小島 健
NHK学園
俳句講座専任講師
俳句の部に、たくさんのご熱心なご応募ありがとうございました。皆さまの豊かな自然詠、温かく深い人間詠、笑いに満ちた楽しい作、感性の優れた作品に、乾杯!全作品から大きな感動と勇気をいただき、まさに選者冥加でした。ありがとうございました!
この胸を敲いた妻も木の葉髪
うららかやちょっと斜めにベレー帽
上記は大賞、特別賞の一部です。この温かい人間性にニッコリ!
一句目は今や人生の同志でもある妻への愛情です。さて、作者の胸を敲いたのは、果たしてどんな場面だったのでしょうか? どうか、いつまでも奥様を大切になさり、そして、仲良くお幸せに!
二句目はちょっと斜めのベレー帽がとても粋! いいですねえ。
夏休み父さんもっと休んでよ
青年に席譲られて昭和の日
上句は秀作の一作品です。前句のジュニアの優しい心に、じいん……。思わずこの子を強く抱きしめたくなるじゃありませんか。

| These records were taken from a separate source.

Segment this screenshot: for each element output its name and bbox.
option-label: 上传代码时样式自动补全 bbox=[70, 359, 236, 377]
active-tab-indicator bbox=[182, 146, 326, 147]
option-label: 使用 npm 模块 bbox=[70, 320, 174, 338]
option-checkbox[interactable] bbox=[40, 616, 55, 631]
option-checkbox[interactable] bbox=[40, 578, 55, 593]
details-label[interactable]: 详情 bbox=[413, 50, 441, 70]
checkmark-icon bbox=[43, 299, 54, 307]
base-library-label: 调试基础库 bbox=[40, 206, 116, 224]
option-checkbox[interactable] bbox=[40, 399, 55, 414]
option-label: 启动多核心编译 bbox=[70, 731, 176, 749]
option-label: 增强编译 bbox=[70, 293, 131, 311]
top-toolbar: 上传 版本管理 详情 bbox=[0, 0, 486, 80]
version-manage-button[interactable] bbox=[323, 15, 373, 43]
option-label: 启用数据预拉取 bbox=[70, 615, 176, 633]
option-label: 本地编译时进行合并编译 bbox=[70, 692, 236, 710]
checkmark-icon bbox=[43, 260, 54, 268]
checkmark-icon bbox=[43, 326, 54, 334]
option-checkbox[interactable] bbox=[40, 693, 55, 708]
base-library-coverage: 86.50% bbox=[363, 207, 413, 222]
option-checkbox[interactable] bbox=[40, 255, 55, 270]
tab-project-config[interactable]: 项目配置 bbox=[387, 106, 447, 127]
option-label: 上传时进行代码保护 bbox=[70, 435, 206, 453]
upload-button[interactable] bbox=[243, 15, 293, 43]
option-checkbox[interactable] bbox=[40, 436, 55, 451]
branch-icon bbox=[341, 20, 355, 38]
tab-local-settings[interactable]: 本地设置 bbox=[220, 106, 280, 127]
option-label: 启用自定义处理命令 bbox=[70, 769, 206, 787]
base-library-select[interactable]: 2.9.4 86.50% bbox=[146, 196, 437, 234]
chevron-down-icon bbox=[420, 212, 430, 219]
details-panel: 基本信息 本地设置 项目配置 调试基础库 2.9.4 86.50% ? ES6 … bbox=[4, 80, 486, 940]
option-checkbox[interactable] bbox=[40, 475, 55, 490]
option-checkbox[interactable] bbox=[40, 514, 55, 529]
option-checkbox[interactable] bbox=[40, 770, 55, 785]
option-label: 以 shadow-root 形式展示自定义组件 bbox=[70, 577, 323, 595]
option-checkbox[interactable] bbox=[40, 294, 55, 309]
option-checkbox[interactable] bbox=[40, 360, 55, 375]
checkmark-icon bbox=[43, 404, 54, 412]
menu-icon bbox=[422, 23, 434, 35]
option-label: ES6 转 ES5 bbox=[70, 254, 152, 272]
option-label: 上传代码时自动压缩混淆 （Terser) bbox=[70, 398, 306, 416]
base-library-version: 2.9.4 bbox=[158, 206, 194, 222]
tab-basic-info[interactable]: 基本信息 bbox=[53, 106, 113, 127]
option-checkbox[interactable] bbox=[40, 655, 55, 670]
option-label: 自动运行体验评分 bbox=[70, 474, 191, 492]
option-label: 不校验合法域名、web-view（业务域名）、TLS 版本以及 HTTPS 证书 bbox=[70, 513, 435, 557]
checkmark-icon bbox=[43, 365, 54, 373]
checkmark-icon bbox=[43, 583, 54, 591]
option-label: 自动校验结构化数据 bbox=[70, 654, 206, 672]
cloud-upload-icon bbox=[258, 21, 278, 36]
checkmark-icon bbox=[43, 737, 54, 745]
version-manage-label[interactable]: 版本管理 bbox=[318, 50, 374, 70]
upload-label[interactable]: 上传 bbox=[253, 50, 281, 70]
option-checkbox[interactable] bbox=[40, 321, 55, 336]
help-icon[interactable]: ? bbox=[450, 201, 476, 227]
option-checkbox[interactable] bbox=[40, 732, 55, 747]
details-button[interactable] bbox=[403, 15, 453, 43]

後句の作者はきっと昭和生まれだね? この青年もいいなあ!
現在、俳句をユネスコ世界無形文化遺産に登録しようとの運動が進んでいます。俳句は世界で最も短い詩であり、日本の誇りです。その俳句を通じて、日本の、日本人の、美しさを世界に発信しようではありませんか。皆さまのご健吟を心よりお祈り申し上げます。
鈴木 章和
NHK学園
俳句講座専任講師
幸せさがし文化展・俳句に応募くださったみなさんありがとうございます。
俳句を作るにはなんの資格もいりません。ただ俳句を詠んでみたいという気持ちさえあれば、幼少年者から百歳を超える大人まで、年齢的な垣根や障害なんてありません。今回の第11回の選考も、老若男女を問わない、俳句好きのみなさんの力作、宝の山の中からさらにダイヤモンドの原石を探すような思いで選び出した粒ぞろいの作品です。中でも
オルゴールのやうな風の日卒業す 福岡 藤﨑由希子
グローブのすき間から見る夏の雲 北海道 吉田恭
この大賞・特別賞の作品と出会ったとき、ドキッとして、目が止まりました。「卒業」はたいてい春の半ば。別れがあり、新しい出会いの予感に浮きたつころです。その気持を、風のオルゴールのようなんて、素晴らしい表現です。また、あわやホームランかという大フライを捕球しようと、かざしたグローブのすき間に見えた、夏の光とまっ白い入道雲の一瞬の光景は、永遠の夏を垣間見たようでした。
この胸を敲いた妻も木の葉髪 兵庫 マッサン
うららかやちょっと斜めにベレー帽 埼玉 髙橋きくい
この二作品は、心の中にズシンとした思いを受けとったようでした。さらっと深い世界を感じさせる作品です。俳句の五・七・五に限定された形は、古いようで新しく、狭いようで広い、表現のとても自由な形なのです。そして今回の入選作はダイヤモンドそのものでした。